Tuesday, July 13, 2010

Pray for your enemy

This is decidedly one of the most contentious notions of the Christian faith. It is right up there with 'forgive them'. Naturally I'd personally rather sashimi my enemy and serve them up cold to to the fish. Most people feel less than solicitous about their enemies. Historically enemies deserved 'revenge' and revenge was the thing best served cold.

Yet theologically 'judgement is the lord's and ancients noted a set of spiritual 'rules' akin to gravity and the various laws of the physical world. One of these was karma or divine retribution. Hence the golden rule almost universal throughout the world and in every religion "do unto others as you would have them do unto you.'

According to Dr. Jung we are all interconnected and share the 'collected unconscious'. Hurting another comes around to hurting ourselves and indeed in the act of revenge we must become like our persecutor. War begets war and the best warrior is the one most capable of devolution.

But why pray for your enemy? It just may be the best reverse psychology ever. I certainly don't like praying for my enemy. Yet if I think about my enemy and nurse my hatred I need to pray for them. Resentment has been described as a 'poison one takes hoping another person will die'. If I have to pray for an enemy I really would be best not to think of them and so this works to reduce the negativity and self pity that underlie psychosomatic illness.
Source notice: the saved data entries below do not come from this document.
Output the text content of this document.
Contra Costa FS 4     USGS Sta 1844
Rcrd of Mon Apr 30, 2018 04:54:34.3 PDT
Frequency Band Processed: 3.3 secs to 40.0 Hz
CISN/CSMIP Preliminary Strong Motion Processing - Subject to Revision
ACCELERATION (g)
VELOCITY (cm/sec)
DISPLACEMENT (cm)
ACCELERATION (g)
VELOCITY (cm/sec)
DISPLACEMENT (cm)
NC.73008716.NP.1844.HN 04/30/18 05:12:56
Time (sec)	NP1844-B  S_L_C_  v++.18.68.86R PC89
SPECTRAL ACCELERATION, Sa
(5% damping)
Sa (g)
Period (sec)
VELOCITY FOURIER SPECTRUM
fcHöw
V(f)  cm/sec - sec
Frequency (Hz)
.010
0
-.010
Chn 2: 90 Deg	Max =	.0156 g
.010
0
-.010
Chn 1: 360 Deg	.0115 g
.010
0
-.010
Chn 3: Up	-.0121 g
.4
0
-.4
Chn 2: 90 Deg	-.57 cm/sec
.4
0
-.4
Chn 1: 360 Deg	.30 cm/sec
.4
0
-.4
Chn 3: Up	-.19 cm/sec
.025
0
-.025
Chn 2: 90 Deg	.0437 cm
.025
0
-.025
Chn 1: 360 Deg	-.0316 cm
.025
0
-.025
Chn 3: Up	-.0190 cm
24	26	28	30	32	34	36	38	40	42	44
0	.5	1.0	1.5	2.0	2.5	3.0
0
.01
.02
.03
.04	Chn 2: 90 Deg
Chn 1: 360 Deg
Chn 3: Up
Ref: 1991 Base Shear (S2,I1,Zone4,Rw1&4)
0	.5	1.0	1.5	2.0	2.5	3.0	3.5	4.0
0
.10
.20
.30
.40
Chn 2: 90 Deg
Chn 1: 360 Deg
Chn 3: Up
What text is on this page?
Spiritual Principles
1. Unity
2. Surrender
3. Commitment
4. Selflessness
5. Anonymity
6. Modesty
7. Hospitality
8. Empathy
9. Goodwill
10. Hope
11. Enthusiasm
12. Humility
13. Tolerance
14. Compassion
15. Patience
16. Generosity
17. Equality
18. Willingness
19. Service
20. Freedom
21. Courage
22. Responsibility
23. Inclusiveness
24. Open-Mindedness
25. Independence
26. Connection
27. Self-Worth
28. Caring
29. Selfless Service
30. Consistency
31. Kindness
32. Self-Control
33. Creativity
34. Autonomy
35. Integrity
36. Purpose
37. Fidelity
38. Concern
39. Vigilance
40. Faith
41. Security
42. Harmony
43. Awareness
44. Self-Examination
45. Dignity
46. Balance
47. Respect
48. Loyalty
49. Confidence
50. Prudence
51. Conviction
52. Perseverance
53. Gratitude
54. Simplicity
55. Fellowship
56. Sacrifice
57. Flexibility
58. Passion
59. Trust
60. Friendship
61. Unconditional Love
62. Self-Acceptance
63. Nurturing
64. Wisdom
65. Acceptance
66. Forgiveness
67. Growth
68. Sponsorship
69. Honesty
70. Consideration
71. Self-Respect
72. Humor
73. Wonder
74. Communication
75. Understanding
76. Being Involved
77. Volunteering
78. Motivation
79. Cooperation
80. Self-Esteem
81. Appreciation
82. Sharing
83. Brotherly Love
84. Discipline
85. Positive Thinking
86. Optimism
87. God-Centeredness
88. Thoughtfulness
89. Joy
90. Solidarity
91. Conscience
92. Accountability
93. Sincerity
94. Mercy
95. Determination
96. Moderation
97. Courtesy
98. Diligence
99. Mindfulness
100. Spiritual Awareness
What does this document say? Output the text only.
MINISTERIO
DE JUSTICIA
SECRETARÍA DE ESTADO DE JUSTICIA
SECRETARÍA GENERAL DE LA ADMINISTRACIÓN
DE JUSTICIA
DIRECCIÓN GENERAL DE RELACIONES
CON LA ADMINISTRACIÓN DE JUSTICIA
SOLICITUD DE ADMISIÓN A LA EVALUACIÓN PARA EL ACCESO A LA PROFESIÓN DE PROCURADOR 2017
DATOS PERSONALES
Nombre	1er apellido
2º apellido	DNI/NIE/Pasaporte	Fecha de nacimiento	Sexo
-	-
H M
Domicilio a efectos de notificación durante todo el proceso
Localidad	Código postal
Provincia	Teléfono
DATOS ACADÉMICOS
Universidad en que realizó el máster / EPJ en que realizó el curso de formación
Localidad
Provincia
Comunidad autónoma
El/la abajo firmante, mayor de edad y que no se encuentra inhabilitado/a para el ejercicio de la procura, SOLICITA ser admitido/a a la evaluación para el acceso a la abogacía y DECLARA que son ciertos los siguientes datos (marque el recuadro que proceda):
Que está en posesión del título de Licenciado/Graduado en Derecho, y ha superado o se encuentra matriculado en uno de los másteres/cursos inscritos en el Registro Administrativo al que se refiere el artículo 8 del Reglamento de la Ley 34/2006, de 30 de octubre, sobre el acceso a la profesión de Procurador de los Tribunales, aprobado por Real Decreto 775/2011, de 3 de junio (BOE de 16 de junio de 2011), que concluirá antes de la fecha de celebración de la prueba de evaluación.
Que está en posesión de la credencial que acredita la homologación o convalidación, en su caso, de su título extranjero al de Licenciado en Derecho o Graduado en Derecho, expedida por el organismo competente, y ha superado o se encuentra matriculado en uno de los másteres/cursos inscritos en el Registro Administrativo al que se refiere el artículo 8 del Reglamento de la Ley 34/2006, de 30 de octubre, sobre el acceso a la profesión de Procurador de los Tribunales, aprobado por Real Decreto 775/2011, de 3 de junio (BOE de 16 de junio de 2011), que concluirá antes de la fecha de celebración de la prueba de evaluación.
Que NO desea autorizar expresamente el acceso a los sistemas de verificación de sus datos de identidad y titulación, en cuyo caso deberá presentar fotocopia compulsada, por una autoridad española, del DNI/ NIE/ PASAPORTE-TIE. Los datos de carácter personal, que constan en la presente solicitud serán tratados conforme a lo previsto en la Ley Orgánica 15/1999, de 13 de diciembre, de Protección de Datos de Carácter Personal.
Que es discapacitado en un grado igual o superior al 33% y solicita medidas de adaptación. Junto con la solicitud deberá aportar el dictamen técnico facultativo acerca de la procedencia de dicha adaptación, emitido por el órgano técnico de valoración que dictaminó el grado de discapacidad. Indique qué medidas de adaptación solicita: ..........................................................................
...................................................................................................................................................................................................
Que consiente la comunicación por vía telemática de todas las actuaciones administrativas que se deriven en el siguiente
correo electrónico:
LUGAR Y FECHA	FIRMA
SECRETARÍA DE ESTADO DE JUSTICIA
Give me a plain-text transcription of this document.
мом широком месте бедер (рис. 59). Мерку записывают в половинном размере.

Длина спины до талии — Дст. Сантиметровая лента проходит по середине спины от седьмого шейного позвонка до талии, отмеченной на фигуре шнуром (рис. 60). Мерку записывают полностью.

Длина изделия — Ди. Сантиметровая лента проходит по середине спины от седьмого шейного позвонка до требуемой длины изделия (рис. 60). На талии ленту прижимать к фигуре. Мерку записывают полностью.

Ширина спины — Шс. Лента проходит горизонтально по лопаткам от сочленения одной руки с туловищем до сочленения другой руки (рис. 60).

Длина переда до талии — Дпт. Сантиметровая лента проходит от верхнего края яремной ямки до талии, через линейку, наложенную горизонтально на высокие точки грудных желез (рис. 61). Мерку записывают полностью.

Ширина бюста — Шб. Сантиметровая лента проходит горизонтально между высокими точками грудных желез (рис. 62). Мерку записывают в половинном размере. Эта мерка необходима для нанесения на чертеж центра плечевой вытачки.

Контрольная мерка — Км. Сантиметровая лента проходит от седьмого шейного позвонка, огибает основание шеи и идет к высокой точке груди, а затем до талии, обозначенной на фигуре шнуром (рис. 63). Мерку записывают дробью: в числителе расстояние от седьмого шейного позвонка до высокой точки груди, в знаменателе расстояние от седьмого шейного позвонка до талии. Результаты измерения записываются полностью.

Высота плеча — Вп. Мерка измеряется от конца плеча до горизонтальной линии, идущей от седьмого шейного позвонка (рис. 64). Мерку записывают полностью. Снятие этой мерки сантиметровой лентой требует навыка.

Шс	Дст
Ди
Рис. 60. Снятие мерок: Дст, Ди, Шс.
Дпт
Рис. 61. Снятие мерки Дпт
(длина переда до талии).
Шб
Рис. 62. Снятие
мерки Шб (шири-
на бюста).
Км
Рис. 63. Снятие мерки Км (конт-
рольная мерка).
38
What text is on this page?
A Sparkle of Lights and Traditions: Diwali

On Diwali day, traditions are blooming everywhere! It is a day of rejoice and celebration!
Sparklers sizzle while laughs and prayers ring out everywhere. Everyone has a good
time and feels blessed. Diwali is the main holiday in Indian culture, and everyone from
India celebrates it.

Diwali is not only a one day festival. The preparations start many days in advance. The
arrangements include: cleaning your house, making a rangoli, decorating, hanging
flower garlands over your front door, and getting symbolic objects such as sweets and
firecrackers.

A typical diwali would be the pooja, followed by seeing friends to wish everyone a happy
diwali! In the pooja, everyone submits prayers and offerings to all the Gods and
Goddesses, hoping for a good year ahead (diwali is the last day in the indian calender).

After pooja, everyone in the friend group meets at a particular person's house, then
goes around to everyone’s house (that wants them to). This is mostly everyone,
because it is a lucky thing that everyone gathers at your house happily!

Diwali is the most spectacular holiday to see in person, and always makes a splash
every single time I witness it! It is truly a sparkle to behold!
If one prays for one's enemy too it works against the 'paranoid' tendency to see oneself always as the victim and forces one somewhat to 'walk a mile in another's shoes'.

Brilliant psychiatrist Jay Lifton demonstrated that psychologically in making an enemy an enemy one had to dehumanize them. Praying for one's enemy after the fact restores their humanity. As humans our similarities wholly outweigh our differences, as studies of DNA have aptly shown, yet in the paranoid mode we tend to see the other as 'all evil', 'all bad', and yet when we pray for them we necessarily find 'similiarities'. Once this occurs we open the possibility of reconciliation.

I recently read of Philo negotiating with Caligula to stop the killing of Jews in ancient Rome. I could only wonder how Philo could keep open the possibility that Caligula wasn't wholly the monster history depicts him as but might have some capacity for common ground.

Praying for my enemy helps remind me that they too are human. But mostly I don't like praying for my enemies so it really does help me to keep them out of my mind. That way I can use my precious time plotting the best revenge ever, ie good living.